• faş, lümpen trakya lehçesinde hafifmeşrep, haydi dürüst olalım, orospu tabir edilen kadınlar için kullanılan bir tanımdır. bir diğer anlamı ise bir iddia sahibine karşı 'hade leeeen!" şeklinde yaklaşımdır. doğal ortamda kullanımını görelim:

    (orospu anlamında)
    - ahaolm kıza bak amma güzel...
    - boşversene olm faş o!

    (hade leeen anlamında)
    - ben faul çizgisinden 5te 5 atarım...
    - faşşşşş!
  • "faş" diye yazılır.

    ifşa edilmiş anlamına gelir.
  • kelimenin cümle içinde nasıl kullanıldığına dair bir örnek vermek gerekirse yetvart danzikyan'ın bugünkü yazısı örnek gösterilebilir.

    "aslına bakılırsa bütün bu olanlar has parti'nin iddiasını sürdürmek isteyenler için yeni bir imkan da yaratıyor. neyin akp'yi korkuttuğu faş olmuştur. dolayısıyla siyasal islam hareketi içinde böyle bir imkanın varolduğu da ortaya çıkmıştır."
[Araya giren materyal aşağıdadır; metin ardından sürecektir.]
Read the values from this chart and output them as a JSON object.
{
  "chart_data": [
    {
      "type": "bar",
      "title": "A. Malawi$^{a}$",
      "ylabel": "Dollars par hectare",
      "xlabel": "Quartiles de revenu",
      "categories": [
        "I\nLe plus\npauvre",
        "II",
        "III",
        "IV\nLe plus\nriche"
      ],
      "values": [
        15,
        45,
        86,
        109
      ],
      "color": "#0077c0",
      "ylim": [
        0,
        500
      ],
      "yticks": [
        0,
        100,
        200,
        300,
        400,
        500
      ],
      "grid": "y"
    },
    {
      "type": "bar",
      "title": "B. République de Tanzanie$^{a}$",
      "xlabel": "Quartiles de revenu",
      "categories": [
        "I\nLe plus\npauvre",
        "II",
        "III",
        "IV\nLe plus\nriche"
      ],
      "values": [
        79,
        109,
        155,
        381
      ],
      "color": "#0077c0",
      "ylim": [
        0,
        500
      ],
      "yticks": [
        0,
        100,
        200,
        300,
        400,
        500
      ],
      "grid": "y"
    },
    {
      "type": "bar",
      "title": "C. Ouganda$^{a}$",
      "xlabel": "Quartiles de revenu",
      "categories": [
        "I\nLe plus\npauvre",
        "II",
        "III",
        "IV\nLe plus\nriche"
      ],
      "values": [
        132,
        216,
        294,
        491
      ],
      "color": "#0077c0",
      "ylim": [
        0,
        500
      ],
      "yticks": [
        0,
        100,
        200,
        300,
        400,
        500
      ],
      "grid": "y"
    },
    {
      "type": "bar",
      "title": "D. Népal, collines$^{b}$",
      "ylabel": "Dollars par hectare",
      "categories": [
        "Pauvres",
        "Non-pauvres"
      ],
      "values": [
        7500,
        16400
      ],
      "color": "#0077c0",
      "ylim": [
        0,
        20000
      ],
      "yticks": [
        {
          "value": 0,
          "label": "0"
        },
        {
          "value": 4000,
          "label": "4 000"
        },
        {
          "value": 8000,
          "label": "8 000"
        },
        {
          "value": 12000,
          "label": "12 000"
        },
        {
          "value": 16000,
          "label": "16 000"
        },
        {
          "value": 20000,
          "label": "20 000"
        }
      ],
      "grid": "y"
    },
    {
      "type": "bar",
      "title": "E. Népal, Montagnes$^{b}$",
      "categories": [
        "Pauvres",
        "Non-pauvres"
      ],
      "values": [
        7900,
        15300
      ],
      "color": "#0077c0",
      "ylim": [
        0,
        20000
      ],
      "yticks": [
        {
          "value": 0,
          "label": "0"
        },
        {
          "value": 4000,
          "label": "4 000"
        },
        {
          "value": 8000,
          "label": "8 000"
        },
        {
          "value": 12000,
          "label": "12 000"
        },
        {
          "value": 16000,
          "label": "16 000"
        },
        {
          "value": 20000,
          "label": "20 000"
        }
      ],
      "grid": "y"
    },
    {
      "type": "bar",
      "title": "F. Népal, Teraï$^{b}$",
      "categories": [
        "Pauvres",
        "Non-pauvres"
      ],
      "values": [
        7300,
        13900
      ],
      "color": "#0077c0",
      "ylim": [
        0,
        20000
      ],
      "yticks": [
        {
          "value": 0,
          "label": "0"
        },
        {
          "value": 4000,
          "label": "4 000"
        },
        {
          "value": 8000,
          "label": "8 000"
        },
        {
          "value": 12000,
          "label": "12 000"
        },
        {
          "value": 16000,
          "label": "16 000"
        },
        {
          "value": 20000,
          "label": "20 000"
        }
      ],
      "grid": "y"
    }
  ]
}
    http://www.radikal.com.tr/…-danzikyan&categoryid=97
  • farsça kökenli kelime.

    telaffuz edilirken a harfinin uzatılması gerekir; yani, "faş diye suyu döktü" cümlesindeki "faş"ı sesletir gibi değil.
  • farsçadaki aşikar olmak, açığa çıkmak anlamına gelen, pratikten de bildiğimiz a harfi uzun, veya fağş gibi okunabilen aynı sözcükten alınmaymış. türkçede faş isim gibi, durum betimi, faş etmek ve faş olmak da fiil hali için kullanılıyor. ifşa arapçaymış, ama ne gam ikisi hala birbirinin türevi.

    (bkz: faşılamak)
    (bkz: foş), fış
    (bkz: ifşa)
  • faş

    isim (fa:ş) eskimiş farsça faş

    isim "gizli olanı açığa vurmak, duyurmak, ortaya dökmek, dile vermek" anlamlarındaki faş etmek, "belli olmak, açıklanmak, ortaya çıkmak" anlamlarındaki faş olmak birleşik fiillerinde geçen bir söz

    "ona en büyük sırrını faş etmek, ona imdi yukarıda, kocasının yanı başında yemek yiyen güzide'yi göstermek istemişti." - n. hikmet

    "sırrının faş olduğu gün ona ölümden başka çıkar yol kalmazdı." - r. h. karay
  • fâş kelimesi farsça olup meydana çıkmış, açığa vurulmuş, duyulmuş anlamlarına gelir.

    ifşâ ise arapça olup yine benzer anlamdaki feşv kelimesinden türemiştir.

    her iki başlığa bir diğerini bakınız olarak vermiş ahali. aradaki fonetik ve anlamsal benzerlik iki kelimenin aynı kökten geldiği yanılgısına yol açmış sanıyorum. yine de bir bilene sormalı. belki ervah-ı ezelde levh-i kalemde aynı beşikteydiler, kim bilir?